The Feast of the Ascension of Our Lord
Today is one of the seven principal feasts of the church year (the others are Christmas, Epiphany, Easter, Pentecost, Trinity Sunday, and All Saints’ Day), and so this note brings you best wishes for the festival recognizing Jesus’ ascent into heaven to sit, forever, at the right hand of God the Father.
This Thursday, though, my own festivity is tempered by the reality of the shootings in Uvalde, Texas, as well as last week’s shootings in Buffalo, New York, and Laguna Woods, California. I have grieved so deeply in these past days, a grief peppered by anger and frustration at our American fetishization of power and violence and the valuation of individual license over the principal of common welfare, each of which is anathema to the Gospel of Jesus Christ and the central ethic of Christianity. My heart is heavy, and my patience with obstacles to change has grown thinner even than it was before. It has for me, as it has for you, been a very hard week.

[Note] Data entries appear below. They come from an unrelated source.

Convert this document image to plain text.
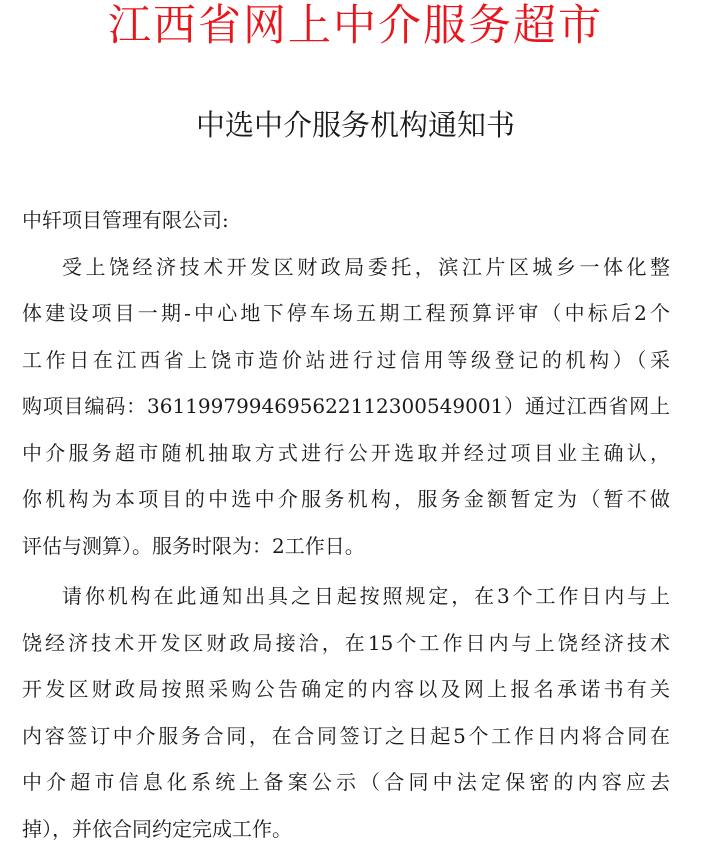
江西省网上中介服务超市
中选中介服务机构通知书

中轩项目管理有限公司:

受上饶经济技术开发区财政局委托，滨江片区城乡一体化整
体建设项目一期-中心地下停车场五期工程预算评审（中标后2个
工作日在江西省上饶市造价站进行过信用等级登记的机构）（采
购项目编码：3611997994695622112300549001）通过江西省网上
中介服务超市随机抽取方式进行公开选取并经过项目业主确认，
你机构为本项目的中选中介服务机构，服务金额暂定为（暂不做
评估与测算）。服务时限为：2工作日。

请你机构在此通知出具之日起按照规定，在3个工作日内与上
饶经济技术开发区财政局接洽，在15个工作日内与上饶经济技术
开发区财政局按照采购公告确定的内容以及网上报名承诺书有关
内容签订中介服务合同，在合同签订之日起5个工作日内将合同在
中介超市信息化系统上备案公示（合同中法定保密的内容应去
掉），并依合同约定完成工作。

Jesus’ disciples were grieved over the idea that their Lord would leave them; their whole existence was built around this man and the ministry he began with them. But Jesus, who knew his disciples like he knows us, promised that he would not leave them comfortless, even as he ascended to heaven. He promised that he would send the Holy Spirit to guide and comfort, to lead and to inspire, to shield and to reveal God’s wisdom to them—and to us. This week I have taken great comfort in the Holy Spirit, the Advocate, the Holy Comforter, whom Jesus promised to us and whose power we know in this community. I take comfort in knowing that our pursuit of justice and dignity for every human being is led by the Holy Spirit, and that while the work is ours, the power behind the work is God, and that God’s light will always triumph over the darkness. Always.
So, this great feast day, my siblings, as we celebrate Jesus’ ascent to the brilliant realms, we take heart that the Holy Spirit comes on Pentecost as God’s gift to our anxious and wearied souls, to lead us into the work of the Kingdom, to remind us that our journey toward justice and equity is the journey toward the heart of God, and to assure us that we are never, ever alone.